Oftentimes the “marker” is the mere use of a little colour. Throughout history, women wearing red lipstick were troublemakers, including Cleopatra, and 1920’s suffragettes. In the 1970s, baby blue eyeshadow was the makeup of choice for liberated women.

And while more and more people over time began using colourful paint on their faces (and today, increasingly colour tattoos) as an act of self-expression or individuality, it continued to invite considerable disdain. Take for example Ian Thomas’s 1973 hit song, Painted Ladies. Just like in the 1800’s, women who “painted” their faces were still assumed to be sex workers:

“Ooh ooh feeling fine mama

Painted ladies and a bottle of wine mama

Ooh ooh feeing good mama

They took my money like I knew they would

Interestingly, the use of colour doesn’t just invite negative character judgments on women. It has been a problem for houses, too.

In San Francisco, historic Victorian and Edwardian houses painted in bright colours (below) attracted media vitriol in 1963 for being gaudy and uncouth. They were nicknamed “painted ladies” and it kicked off a house painting “colourist movement” in the psychedelic ’60s.

 

Today, these Victorian houses with their “crazy” colours are still OMG-rogue enough to draw in tons of tourists.

Our discomfort with colour extends into the deepest corners of our psyches. We often refer to jokes inappropriate for some audiences as “off-colour.” And people considered a bit strange are labeled as “colourful” personalities. Swearing is referred to as “colourful” language.

And while we see a lot of people with pink cotton candy hair and navy blue lips these days on the streets, you don’t see them around the board table, in C-suite photos, or typical business conferences (see below).

(This picture is of a lecture taking place for dress-for-success code compliant MBA students at Rotman School of Management, Oct 2017. )

So what is going on with our collective—and the patriarchy’s—relationship with colour? Why is the use of colour, especially on the body, silenced by much of society?

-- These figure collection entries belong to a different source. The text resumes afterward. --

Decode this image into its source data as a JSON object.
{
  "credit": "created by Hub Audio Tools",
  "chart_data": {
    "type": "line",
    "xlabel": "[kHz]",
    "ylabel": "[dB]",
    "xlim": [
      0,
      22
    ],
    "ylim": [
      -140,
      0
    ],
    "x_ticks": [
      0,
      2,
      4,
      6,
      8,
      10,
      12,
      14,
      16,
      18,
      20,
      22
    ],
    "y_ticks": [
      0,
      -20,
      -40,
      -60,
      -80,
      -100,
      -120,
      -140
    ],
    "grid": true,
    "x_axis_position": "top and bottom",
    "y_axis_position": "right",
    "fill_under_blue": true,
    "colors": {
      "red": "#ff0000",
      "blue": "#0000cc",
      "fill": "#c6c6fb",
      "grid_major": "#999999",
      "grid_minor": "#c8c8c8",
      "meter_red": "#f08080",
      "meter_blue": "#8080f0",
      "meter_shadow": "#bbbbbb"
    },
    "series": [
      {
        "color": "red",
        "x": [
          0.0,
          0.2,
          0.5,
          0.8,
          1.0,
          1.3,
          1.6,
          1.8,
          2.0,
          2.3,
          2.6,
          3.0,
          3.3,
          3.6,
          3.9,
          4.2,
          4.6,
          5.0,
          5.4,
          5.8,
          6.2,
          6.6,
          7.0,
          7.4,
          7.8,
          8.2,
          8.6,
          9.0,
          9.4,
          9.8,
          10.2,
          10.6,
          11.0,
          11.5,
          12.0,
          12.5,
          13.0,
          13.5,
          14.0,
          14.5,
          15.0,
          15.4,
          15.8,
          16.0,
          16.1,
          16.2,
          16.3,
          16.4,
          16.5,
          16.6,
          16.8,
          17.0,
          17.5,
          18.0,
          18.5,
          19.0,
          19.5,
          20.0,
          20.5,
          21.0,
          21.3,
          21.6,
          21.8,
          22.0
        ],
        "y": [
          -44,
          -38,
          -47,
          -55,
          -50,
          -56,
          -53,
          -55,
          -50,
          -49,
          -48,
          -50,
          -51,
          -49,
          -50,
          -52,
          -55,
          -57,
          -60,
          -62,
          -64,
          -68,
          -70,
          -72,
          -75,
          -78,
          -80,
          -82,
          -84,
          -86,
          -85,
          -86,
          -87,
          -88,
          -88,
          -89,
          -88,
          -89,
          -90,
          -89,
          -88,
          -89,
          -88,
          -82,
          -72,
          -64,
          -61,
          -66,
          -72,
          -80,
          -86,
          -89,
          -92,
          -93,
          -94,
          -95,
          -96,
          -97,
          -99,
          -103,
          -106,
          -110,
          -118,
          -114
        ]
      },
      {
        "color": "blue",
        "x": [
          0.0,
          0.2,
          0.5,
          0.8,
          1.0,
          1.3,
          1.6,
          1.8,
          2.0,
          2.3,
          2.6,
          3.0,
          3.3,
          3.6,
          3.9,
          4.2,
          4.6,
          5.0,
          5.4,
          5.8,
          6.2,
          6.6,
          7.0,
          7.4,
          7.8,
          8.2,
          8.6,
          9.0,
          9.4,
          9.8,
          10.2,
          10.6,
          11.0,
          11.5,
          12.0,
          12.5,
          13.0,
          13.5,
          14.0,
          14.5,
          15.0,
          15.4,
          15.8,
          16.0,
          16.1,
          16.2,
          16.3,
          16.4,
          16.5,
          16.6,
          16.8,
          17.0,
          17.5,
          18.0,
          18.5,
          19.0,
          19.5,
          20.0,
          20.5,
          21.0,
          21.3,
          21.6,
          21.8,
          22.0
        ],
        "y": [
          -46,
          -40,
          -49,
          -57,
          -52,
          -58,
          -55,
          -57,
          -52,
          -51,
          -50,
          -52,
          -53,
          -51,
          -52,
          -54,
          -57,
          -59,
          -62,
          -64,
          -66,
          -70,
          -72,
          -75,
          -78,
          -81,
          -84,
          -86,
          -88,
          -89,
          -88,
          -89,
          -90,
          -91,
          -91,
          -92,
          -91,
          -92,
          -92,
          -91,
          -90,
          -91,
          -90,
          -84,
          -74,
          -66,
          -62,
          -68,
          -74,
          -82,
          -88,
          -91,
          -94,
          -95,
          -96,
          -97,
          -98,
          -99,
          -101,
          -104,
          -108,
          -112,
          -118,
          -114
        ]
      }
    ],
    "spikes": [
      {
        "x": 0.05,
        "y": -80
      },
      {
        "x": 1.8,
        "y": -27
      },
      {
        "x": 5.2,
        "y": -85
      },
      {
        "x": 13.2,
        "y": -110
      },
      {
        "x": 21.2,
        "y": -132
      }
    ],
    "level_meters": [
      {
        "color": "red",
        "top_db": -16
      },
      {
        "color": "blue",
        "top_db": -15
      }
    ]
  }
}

I think we know the answer. It lies in the fact that we have historically associated the use or appearance of stand out colour with challenges to social order, rebellions, and even war. It evokes fear. And it often means change is coming.

Given where we are today, that’s a good thing.

From my perspective, the use of colour or “paint” for self-expression says one is confident and comfortable with their individuality, and most importantly, indicates a person’s capacity and much-needed pluck to question dominant narratives so that we might create new ones that serve us better in the emerging world.

Multi-colour pixel highlights? Full-colour sleeve tattoos? Amy Winehouse purple eyeliner? Blue lipstick at work? I say bring it.